Florida education news: University research, substitute teachers, four-day school weeks and more
DID YOU KNOW? Florida's universities spent about $1.7 billion on research projects in 2009, tenth most in the country. (Times illustration, Steve Madden)
STOP BULLYING: Pinellas school and community leaders talk about how to deal with the bullying of gay students.
WHO'S THAT SUB? Three in four Brevard substitute teachers have no teaching experience, while one in six has only a high school diploma, Florida Today reports.
CROWDED CLASSROOMS: Florida lawmakers propose changing the definition of core courses to allow many classes to exceed constitutional class-size caps, the Orlando Sentinel reports. • Many south Walton County parents oppose a plan to move their fifth graders into middle schools to deal with crowding, the Northwest Florida Daily News reports.

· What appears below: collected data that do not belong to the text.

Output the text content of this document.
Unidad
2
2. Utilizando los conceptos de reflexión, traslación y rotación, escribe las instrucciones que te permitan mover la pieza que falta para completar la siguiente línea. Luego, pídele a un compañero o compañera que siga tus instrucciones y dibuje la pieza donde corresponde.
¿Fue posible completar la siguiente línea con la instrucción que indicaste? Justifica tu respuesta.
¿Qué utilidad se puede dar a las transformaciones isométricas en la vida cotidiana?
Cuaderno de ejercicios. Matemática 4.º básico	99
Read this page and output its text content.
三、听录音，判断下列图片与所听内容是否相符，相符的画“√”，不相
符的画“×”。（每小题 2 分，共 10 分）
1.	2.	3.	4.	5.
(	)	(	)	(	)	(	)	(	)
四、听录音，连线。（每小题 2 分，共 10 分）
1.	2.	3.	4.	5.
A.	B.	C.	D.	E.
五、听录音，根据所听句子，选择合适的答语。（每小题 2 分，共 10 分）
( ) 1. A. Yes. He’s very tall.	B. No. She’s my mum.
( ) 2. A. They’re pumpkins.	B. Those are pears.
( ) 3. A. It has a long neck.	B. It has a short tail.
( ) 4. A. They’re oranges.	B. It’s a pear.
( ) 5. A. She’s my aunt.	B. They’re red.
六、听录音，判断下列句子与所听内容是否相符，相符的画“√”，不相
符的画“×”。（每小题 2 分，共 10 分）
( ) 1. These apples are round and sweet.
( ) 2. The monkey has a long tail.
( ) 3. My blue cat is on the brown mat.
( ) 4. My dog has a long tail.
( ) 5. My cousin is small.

FOCUS ON LEARNING: A work group recommends changing Florida's child care standards, the Florida Times-Union reports.
TOUGH JOB: Teaching isn't easy, and Florida lawmakers just made it less attractive to newcomers, Pensacola News-Journal columnist Mark O'Brien writes.
HIRE A LEADER: Florida needs an education commissioner who can make all its reform measures successful, and not a rock star, the Palm Beach Post editorializes.
PRICE RISING: Lee and Collier school district see the costs spike to take and maintain employee fingerprints, the Naples Daily News reports.
FOUR-DAY WEEK: The idea is unpopular and carries small savings, making it a low priority for Palm Beach schools in budget cutting talks, the Sun-Sentinel reports.
A STEP FORWARD: Florida's new teacher performance pay law could improve schools if the details come out right, the Naples Daily News editorializes.
PRESIDENT PAY: A new report shows that some of Florida's university presidents are among the top paid in the nation, the Gainesville Sun reports.